A source familiar with the situation told CNN that discussions about the portraits began over the past six months at Mar-a-Lago — Trump’s Florida residence — and that the former president recently sat down to pictures. However, it’s unclear whether Trump posed for the White House portrait painter or for photographs specifically for the portraits.

On Tuesday, Jean-Pierre declined to say whether Biden would extend an invitation to Trump if his portrait was completed under the Biden administration.

While the official White House portraits are usually funded by the WHHA, the other series of portraits are created for the Smithsonian National Portrait Gallery are guaranteed by Trump’s political donors.

The Trump Political Action Committee donated $650,000 to the Smithsonian Institution in July to help underwrite the Trumps’ portraits, according to Linda St. Thomas, chief spokeswoman for the Smithsonian.
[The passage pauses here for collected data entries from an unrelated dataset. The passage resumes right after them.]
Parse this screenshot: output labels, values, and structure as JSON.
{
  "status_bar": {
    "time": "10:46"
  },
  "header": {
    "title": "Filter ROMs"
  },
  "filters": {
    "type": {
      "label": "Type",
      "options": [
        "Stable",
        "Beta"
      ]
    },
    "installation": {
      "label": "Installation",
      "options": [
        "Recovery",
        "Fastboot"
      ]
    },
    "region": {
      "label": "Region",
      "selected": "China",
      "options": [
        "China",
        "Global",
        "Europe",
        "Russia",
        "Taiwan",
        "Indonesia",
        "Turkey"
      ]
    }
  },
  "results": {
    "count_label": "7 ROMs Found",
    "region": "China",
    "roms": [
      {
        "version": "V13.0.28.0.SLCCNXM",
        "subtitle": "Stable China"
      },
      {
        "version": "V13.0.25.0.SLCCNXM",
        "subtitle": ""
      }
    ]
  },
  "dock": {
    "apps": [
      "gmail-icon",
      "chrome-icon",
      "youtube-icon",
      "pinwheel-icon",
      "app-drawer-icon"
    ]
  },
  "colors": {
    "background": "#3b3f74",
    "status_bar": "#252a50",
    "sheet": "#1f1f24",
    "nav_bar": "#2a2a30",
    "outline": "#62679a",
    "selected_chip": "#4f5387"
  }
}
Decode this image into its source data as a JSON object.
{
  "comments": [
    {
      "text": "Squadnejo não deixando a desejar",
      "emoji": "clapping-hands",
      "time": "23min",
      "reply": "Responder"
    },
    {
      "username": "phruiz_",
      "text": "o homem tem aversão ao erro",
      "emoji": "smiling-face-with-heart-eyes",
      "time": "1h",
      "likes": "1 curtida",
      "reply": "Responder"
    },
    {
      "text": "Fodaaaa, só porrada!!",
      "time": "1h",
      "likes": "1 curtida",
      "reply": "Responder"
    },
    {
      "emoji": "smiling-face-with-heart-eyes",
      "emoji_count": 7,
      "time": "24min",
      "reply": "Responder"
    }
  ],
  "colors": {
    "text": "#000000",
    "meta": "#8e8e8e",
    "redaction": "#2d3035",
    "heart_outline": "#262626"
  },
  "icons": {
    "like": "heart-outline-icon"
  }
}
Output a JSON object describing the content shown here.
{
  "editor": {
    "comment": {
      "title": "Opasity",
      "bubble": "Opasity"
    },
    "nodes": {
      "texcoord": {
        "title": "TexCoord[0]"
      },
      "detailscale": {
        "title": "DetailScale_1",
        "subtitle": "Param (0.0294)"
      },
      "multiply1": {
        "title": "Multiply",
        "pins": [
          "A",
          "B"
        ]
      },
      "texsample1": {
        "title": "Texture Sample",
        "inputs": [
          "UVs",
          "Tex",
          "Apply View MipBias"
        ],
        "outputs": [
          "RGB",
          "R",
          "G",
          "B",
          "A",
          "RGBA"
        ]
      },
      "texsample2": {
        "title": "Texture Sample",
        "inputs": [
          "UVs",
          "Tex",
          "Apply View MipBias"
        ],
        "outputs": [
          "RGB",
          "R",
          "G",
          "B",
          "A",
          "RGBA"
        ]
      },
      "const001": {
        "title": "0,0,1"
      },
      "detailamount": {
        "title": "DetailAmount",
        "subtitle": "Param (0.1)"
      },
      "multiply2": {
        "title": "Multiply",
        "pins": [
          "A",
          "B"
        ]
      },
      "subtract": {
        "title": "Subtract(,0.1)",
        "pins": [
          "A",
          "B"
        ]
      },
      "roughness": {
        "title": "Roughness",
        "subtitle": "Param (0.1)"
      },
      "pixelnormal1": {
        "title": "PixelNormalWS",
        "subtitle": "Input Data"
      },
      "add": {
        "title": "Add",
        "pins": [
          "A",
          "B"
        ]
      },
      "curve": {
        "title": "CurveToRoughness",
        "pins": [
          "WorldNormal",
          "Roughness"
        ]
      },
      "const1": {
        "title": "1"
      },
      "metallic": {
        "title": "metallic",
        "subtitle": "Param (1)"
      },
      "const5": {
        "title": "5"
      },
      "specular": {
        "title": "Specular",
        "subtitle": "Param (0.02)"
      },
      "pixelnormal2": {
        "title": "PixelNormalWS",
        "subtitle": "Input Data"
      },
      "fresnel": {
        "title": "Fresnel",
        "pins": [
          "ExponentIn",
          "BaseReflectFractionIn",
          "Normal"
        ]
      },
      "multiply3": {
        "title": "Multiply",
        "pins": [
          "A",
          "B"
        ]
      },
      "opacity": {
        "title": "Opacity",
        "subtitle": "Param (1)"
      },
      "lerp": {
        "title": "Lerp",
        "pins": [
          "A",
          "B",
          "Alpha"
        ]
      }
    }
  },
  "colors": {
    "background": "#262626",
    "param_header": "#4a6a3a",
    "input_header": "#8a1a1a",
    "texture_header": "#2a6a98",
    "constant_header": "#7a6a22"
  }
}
The Trump Save America PAC leadership donation marks the first time funds have come from a political action committee since the institution began raising private funds for presidential portraits — a practice that began with the portraits associated with former President George HW Bush, St. Said Thomas.

St. Thomas said another private donation of $100,000 also helps defray costs associated with the portraits. The funds, totaling $750,000, will go towards artist fees, shipping, framing, installation and events.

CLARIFICATION: This story has been updated to clarify where President Donald Trump had portraits of Presidents George W. Bush and Bill Clinton moved during his time in the White House.

CNN’s Kevin Liptak, Fredreka Schouten, Gabby Orr, Betsy Klein and Jeff Zeleny contributed to this report.